Comprehend can understand documents, social networking posts, and really any other data in AWS. You simply provide the data that you're storing in your data lake in S3 via the Comprehend API.
Then Comprehend uses natural language processing to give you highly accurate information about what it contains in four categories: entities, which are really people and places and dates and brands and quantities; key phrases that add significance to the language; what language is being used; and sentiment, whether or not people are feeling positively or negatively about that content.
I'll give you a practical example, with Hotels.com, which is an entity of Expedia. They have thousands and thousands of customer views and comments on the various hotels that people have used their site to stay in, and what they liked or didn't like.
Before, it just looks like this big blob of data. It's really hard to pull out what matters and doesn't matter. They’re using Comprehend to understand, what are the unique characteristics that people really like about each hotel? Whether it's that they have a great dinner menu or great bathroom features or whatever it is. And what do they not like? So that when they're making recommendations to their users, they have the right way to differentiate and distinguish each hotel so people can make the right choices for themselves.
The other thing that Comprehend has, which you won't find anywhere else, is the ability not just to look at a single document at a time, but to look at millions of documents in order to identify the topics within these documents.
It's something that we call topic modeling. And it's incredibly useful if you think about it. If you're a publisher with thousands of articles, it makes it easy for you to just to use topic model and to figure out how to show just the business articles to the customers you think are interested in business. Or just the political articles to the people you think are just interested in politics. Or if you're a healthcare provider, you may want to group all these documents based on diagnosis or based on symptoms.
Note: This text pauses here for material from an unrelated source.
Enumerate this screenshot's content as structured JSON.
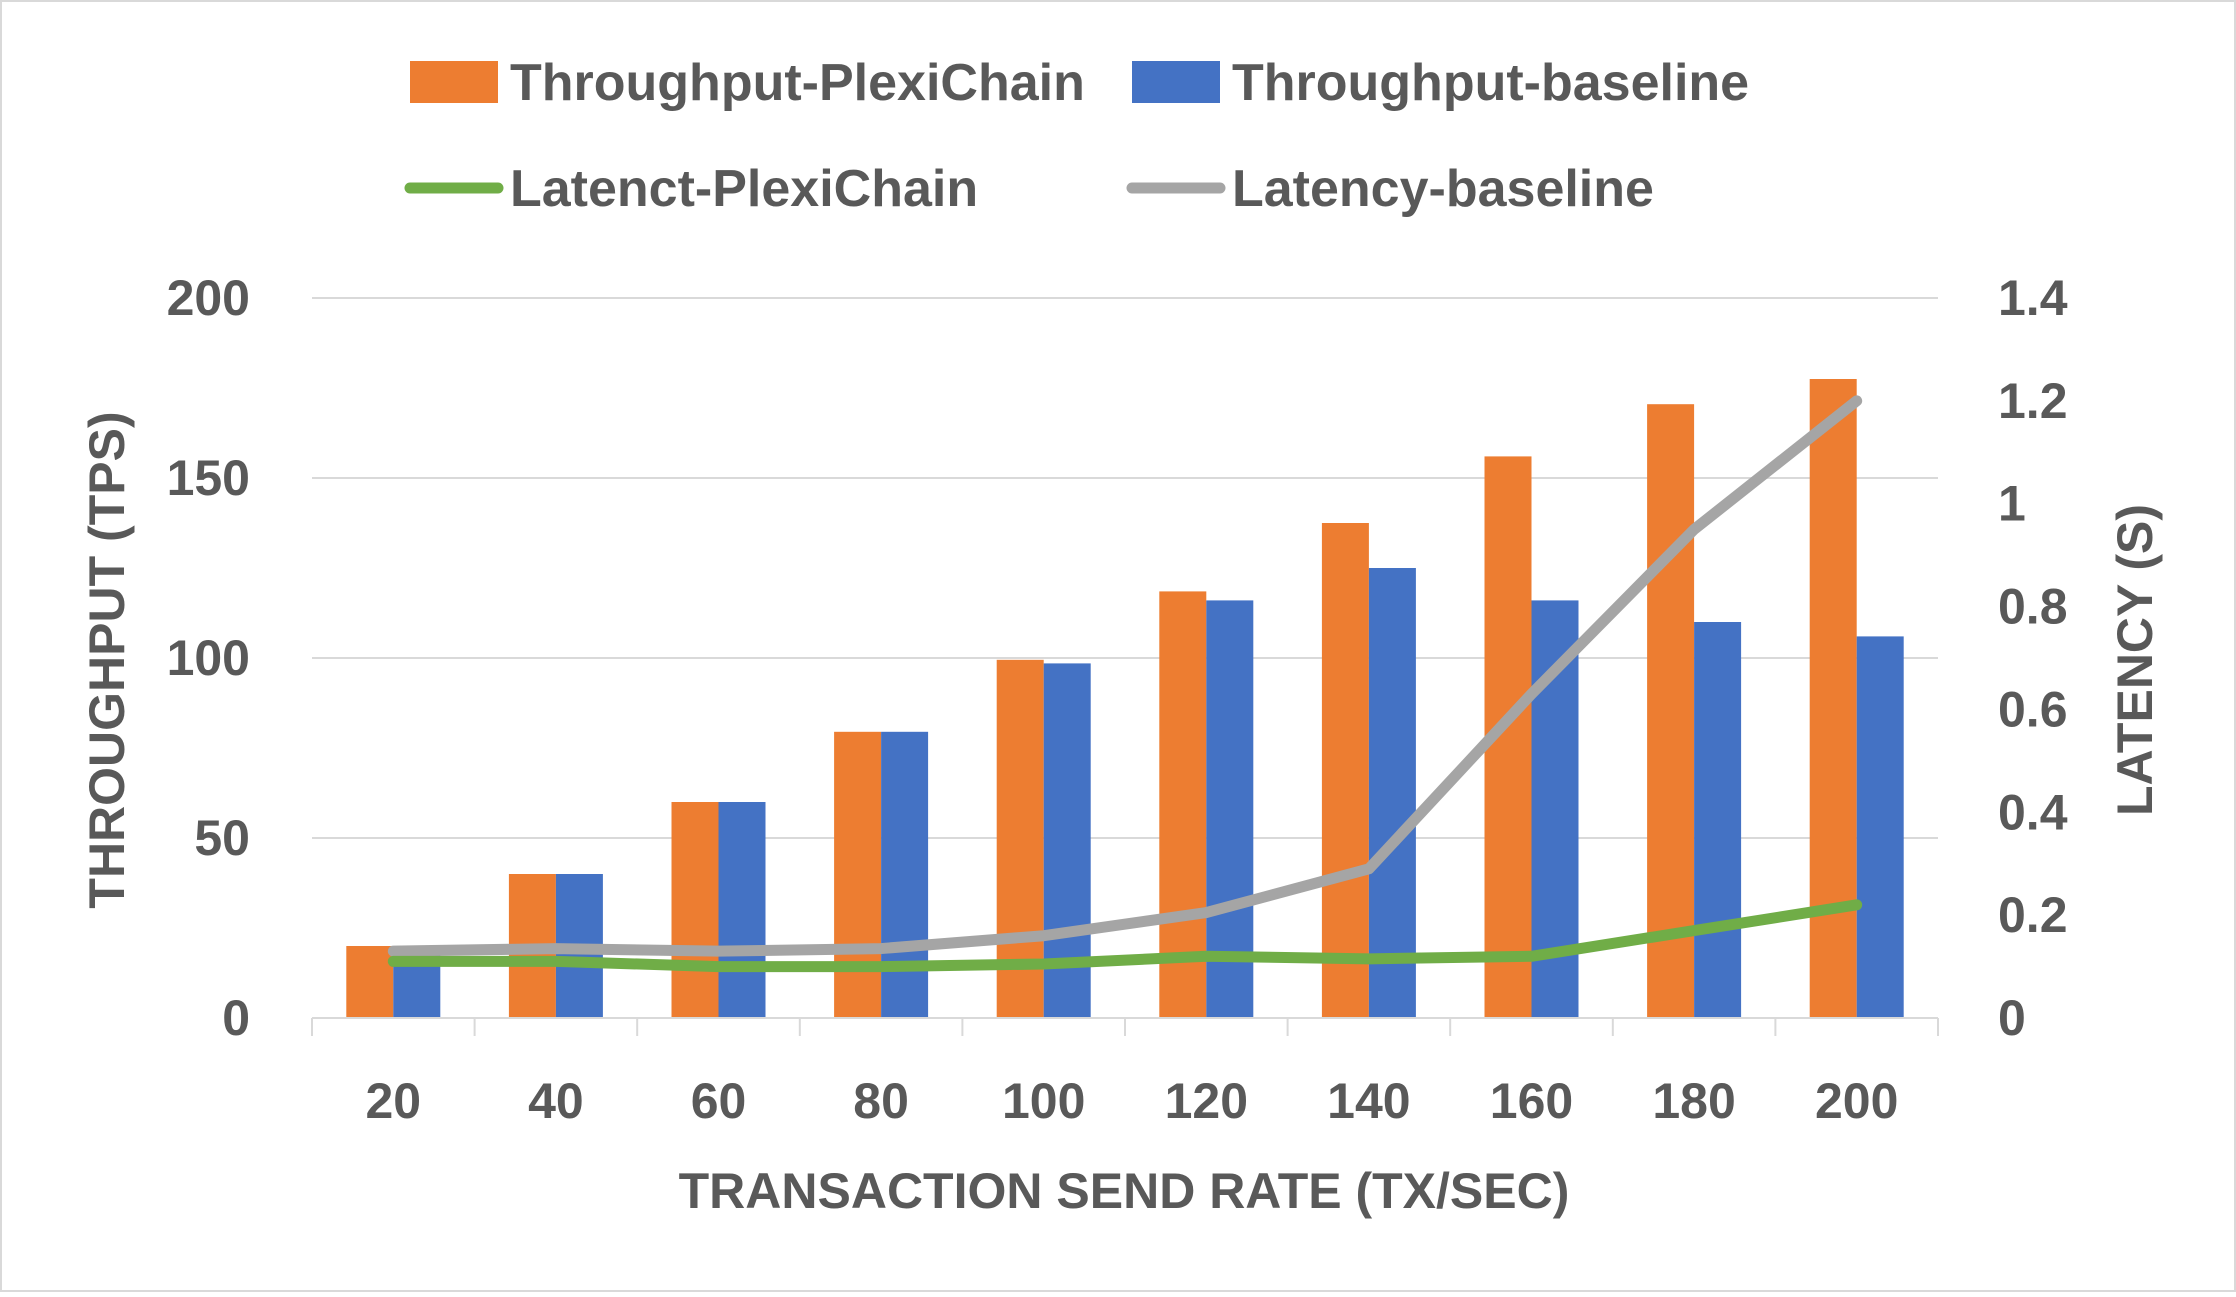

This is a much easier way to understand what is in your data and then group them in a way that you could actually display news that's useful for your customers.
Comprehend does this in an incredibly efficient manner. Just to give you an example, if you tried to take 300 documents, each about a megabyte each in size, Comprehend can build a topic model in just 45 minutes for $1.80. It completely changes the meaning that you can get from your content.
With Lex, any application running on the web, a mobile app, or a device, can send natural language - as both text or speech - to Lex using an API or SDK. Lex will apply ASR and NLU to the incoming message to understand the intent of the user, so to understand what the question is, and map that to a Lambda function which will process the information, and then form a response, which will be passed back to the user as either text, or will use Polly automatically to generate a voice response.
There's an integrated development console that lets you define what phrases you want to elicit what responses or additional questions...in either text or speech (where lambda triggers the response back)…
The service has an integrated development console - including the ability to be able to quickly specify example phrases which Lex will expand to capture more possible input from your users, and build sophisticated multi-step conversations - and you can build and test these models, or bots, right in the AWS console.
You can then deploy the application to a custom platform or to Facebook Messenger, Slack, Kik, and Twilio.
We also provide a collection of enterprise connectors: Salesforce, Microsoft Dynamics, Marketo, Zendesk, Quickbooks, and Hubspot
Which help you build new interfaces around existing enterprise data, and the whole thing is fully managed.